I’m just finishing up my carb rebuild and it is a first for me. I replaced all the orings and even after new orings the fuel t will still spin fairly easily but when installing the t I had to put quite a bit of pressure to get the t and rings to “pop” into place and I’m not expecting any leakage...hope not anyway
 
For the "rubberized" style fuel tee, I've had success with carefully cutting the "fake o-ring" ridges off with a razor, then installing o-rings. Basically, leave the rest of the coating in place, make circumferential cuts then a crosswise nick to remove the "o-ring-ish" bits, then install o-rings.
 
For the "rubberized" style fuel tee, I've had success with carefully cutting the "fake o-ring" ridges off with a razor, then installing o-rings. Basically, leave the rest of the coating in place, make circumferential cuts then a crosswise nick to remove the "o-ring-ish" bits, then install o-rings.

This strikes me as an excellent workaround solution. Maybe not as elegant as buying a metal Tee w/O-rings, but cheaper and it should work nicely as long as you get the old rubber off the Tee down to clean metal. Key thing here is to have a smooth surface for the O-ring to crush down against. Even the slightest bit of material across the sealing surface can lead to a leak. I've seen O-rings leak after just a few fibers from some work gloves laid across the O-ring. Gasoline loves to find small gaps and escape.
 
This strikes me as an excellent workaround solution. Maybe not as elegant as buying a metal Tee w/O-rings, but cheaper and it should work nicely as long as you get the old rubber off the Tee down to clean metal. Key thing here is to have a smooth surface for the O-ring to crush down against. Even the slightest bit of material across the sealing surface can lead to a leak. I've seen O-rings leak after just a few fibers from some work gloves laid across the O-ring. Gasoline loves to find small gaps and escape.

Good point. I peeled off some thin strips of emery cloth and polished up the metal surface. And of course you have to make sure not to make any nicks with the knife.

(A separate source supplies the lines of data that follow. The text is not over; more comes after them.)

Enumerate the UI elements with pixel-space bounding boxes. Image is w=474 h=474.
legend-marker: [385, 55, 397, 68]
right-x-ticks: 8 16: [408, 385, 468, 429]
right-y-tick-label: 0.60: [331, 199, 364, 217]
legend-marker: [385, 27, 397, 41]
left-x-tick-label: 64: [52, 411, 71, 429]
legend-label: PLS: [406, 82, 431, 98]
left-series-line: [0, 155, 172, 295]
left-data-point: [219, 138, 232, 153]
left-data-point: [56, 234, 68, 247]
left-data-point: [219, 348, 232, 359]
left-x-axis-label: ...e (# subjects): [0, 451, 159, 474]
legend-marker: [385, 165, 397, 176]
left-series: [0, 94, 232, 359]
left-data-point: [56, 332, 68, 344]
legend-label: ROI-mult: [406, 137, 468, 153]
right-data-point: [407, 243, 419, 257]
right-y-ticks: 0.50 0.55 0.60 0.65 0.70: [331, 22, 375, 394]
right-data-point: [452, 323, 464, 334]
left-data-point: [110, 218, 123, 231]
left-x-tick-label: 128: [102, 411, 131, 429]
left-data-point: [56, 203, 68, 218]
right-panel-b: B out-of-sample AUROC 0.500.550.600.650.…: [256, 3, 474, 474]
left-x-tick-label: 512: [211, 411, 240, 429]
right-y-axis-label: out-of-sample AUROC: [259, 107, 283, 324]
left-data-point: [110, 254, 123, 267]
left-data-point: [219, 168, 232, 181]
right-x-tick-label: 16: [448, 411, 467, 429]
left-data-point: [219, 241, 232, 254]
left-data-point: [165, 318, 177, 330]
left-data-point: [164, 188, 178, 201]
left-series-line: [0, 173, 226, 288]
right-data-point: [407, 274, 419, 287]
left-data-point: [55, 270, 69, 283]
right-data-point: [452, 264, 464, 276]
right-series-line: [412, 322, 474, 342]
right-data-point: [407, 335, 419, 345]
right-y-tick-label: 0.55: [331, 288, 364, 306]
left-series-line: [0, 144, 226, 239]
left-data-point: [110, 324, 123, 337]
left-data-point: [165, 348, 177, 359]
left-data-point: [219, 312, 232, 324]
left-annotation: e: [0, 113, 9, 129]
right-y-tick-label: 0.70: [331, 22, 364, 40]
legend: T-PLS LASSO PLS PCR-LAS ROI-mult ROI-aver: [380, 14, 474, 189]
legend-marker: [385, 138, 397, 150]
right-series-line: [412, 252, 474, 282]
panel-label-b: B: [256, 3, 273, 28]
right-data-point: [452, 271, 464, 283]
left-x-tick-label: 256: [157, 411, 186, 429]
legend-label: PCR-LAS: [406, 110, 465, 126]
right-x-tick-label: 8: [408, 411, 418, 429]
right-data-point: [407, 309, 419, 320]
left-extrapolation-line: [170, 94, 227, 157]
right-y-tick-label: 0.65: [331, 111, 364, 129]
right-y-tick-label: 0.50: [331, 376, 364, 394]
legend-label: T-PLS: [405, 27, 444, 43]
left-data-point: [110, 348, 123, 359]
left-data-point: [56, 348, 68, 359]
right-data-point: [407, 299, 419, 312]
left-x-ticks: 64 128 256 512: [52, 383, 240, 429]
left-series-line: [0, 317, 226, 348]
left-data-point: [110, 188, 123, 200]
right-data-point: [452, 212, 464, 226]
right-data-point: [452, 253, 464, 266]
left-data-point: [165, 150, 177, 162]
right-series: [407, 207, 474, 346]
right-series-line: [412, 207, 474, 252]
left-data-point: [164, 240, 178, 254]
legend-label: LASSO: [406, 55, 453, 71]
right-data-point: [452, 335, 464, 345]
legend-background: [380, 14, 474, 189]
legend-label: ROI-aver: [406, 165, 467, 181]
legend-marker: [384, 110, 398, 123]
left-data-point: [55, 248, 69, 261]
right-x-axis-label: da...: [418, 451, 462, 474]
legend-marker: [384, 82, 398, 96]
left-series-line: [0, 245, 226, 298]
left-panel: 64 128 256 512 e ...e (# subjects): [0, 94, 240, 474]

Fiddly, but it can be done in a pinch. But overall, it's best and easiest to just buy a new tee.
 
Wow-didn't see this thread build up till now!! Catch up: I've got three carbs built back up, w/no. 4 in the dunk. As luck would have it I've had 3 o-rings fail extraction, so had to order new kits from Robert. Also wasn't confident that the rubberized fuel rails would hold up, so ordered up two new brass ones (all parts arrived USPS today). I expect to have the rack put back together by tomorrow afternoon.

bwringer: I like the slot cutting idea & will keep it in mind for the future. But right now I'm not willing to risk anymore lost riding time . So, not wanting to break these down yet again 'cause of a huntch', I'm gonna go with the brass/o-ring rail set. Really like the idea, thou...might try on next rebuild!!

Steve: This second go-around has taught me a lot! I'm now seeing all that I missed from bypassing a full tear down. I too am much wiser. Thanks once again for your wisdom :).

Thanks again, guys! Hoping to get this gal running by Sunday. Will post back soon.